Global Islamic Finance Report (GIFR) is an annual publication, covering recent developments in the global Islamic financial services industry. It was produced by Edbiz Consulting, a London-based Islamic advisory firm in conjunction with the Cambridge Institute of Islamic Finance.

Its first Editor was Professor Humayon Dar, it is the oldest yearbook in Islamic banking and finance. GIFR is also recognised for its pioneering work on the Islamic Finance Country Index (IFCI), which ranks about 50 countries of the world in terms of their involvement and leadership role in the Islamic financial services industry.

== History ==
The Global Islamic Finance Report was the first global publication of its kind.

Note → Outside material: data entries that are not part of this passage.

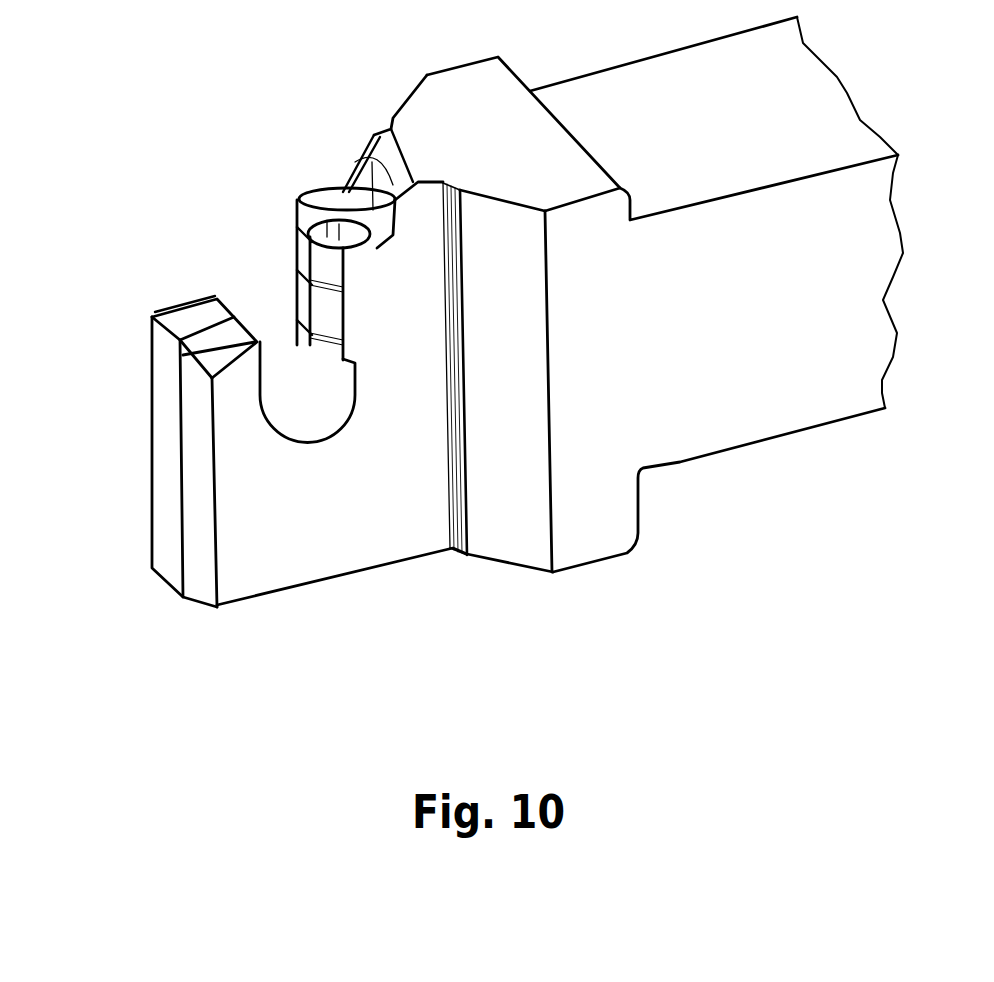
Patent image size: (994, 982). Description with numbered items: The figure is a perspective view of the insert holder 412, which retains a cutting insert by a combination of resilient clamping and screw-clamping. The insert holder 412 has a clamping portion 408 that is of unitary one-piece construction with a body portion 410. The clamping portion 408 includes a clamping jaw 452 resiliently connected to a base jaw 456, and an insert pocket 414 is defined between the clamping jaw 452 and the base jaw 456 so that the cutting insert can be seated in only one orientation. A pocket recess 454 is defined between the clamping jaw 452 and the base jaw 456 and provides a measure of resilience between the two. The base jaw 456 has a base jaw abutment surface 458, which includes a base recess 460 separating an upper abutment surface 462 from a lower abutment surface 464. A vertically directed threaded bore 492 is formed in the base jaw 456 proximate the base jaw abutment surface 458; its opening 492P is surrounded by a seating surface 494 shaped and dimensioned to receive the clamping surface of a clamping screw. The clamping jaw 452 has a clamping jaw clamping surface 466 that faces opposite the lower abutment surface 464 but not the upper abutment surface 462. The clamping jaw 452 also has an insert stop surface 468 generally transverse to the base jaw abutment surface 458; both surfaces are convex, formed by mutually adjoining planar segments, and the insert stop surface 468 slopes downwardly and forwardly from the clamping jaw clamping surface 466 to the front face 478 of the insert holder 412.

The clamping portion 408 is at (365, 613).
The body portion 410 is at (730, 505).
The insert holder 412 is at (230, 40).
The insert pocket 414 is at (150, 237).
The clamping jaw 452 is at (237, 397).
The pocket recess 454 is at (307, 427).
The base jaw 456 is at (368, 272).
The base jaw abutment surface 458 is at (212, 194).
The base recess 460 is at (266, 352).
The upper abutment surface 462 is at (295, 248).
The lower abutment surface 464 is at (328, 365).
The clamping jaw clamping surface 466 is at (295, 291).
The insert stop surface 468 is at (180, 310).
The front face 478 is at (167, 364).
The threaded bore 492 is at (338, 218).
The opening 492P is at (300, 198).
The seating surface 494 is at (362, 150).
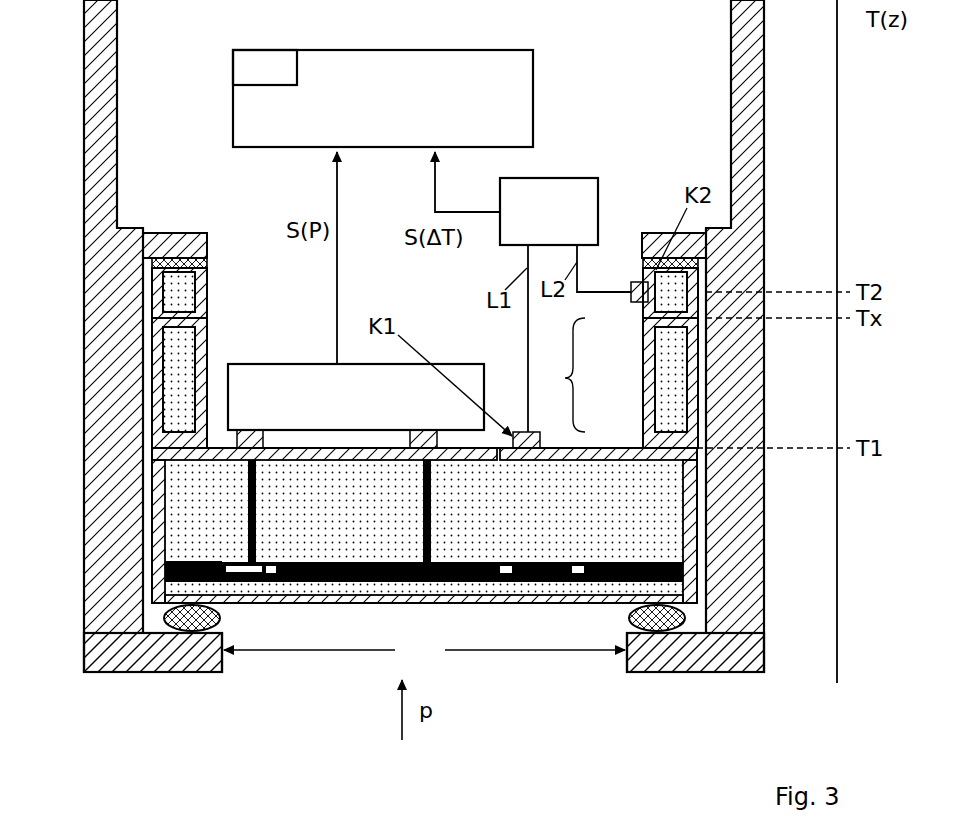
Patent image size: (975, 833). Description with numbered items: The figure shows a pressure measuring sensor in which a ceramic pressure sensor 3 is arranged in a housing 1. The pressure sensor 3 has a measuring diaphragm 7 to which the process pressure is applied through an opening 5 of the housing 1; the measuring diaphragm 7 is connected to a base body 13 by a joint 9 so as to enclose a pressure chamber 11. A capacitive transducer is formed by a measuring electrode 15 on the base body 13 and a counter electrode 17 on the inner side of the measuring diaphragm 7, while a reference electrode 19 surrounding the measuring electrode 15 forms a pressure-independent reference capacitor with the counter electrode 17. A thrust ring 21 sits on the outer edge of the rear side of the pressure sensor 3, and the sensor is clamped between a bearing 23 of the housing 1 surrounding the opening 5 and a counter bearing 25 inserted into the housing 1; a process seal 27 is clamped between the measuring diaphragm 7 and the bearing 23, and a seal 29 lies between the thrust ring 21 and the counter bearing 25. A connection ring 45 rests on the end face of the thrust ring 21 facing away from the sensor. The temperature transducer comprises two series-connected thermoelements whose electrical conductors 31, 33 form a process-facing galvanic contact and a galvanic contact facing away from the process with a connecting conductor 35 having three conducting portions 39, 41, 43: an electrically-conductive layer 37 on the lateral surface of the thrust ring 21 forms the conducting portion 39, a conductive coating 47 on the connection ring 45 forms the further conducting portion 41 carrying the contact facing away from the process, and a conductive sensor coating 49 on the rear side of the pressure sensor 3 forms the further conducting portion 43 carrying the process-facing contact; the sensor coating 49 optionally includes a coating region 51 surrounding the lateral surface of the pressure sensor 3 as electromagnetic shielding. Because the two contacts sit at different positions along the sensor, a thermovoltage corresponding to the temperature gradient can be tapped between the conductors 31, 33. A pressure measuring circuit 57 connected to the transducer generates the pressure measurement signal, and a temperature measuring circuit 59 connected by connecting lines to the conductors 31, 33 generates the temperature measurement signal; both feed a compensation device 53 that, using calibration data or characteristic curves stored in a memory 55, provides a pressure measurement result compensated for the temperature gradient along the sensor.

Each annual edition of GIFR has a special theme. Following themes have so far been covered:

- GIFR 2010: Size and growth of the Islamic financial services industry
- GIFR 2011: Islamic financial regulation
- GIFR 2012: Islamic philanthropy and social responsibility
- GIFR 2013: Halal industry and Islamic finance
- GIFR 2014: Human resource development for Islamic banking and finance
- GIFR 2015: Leadership in Islamic Banking & Finance
- GIFR 2016: Islamic Financial Policy
- GIFR 2017: Leadership in Islamic Banking & Finance

The report was renamed as the Cambridge Global Islamic Finance Report in 2019 by the Cambridge Institute of Islamic Finance.

== Sponsors ==
GIFR is a publication that provides analyses provided by the top industry players, academicians and policy makers. Its different annual editions have been sponsored by major financial institutions like Dubai Islamic Bank, CIMB Islamic, Commerzbank, ITS, Hong Leong Islamic Bank, Abu Dhabi Commercial Bank, National Commercial Bank, and others.

GIFR 2014 was launched at the Global Donors Forum held at Washington, D.C., on April 13–16, 2014.

GIFR 2016 was launched at Global Islamic Finance Forum at Kuala Lumpur by Datuk Muhammad Ibrahim, Governor of Bank Negara Malaysia.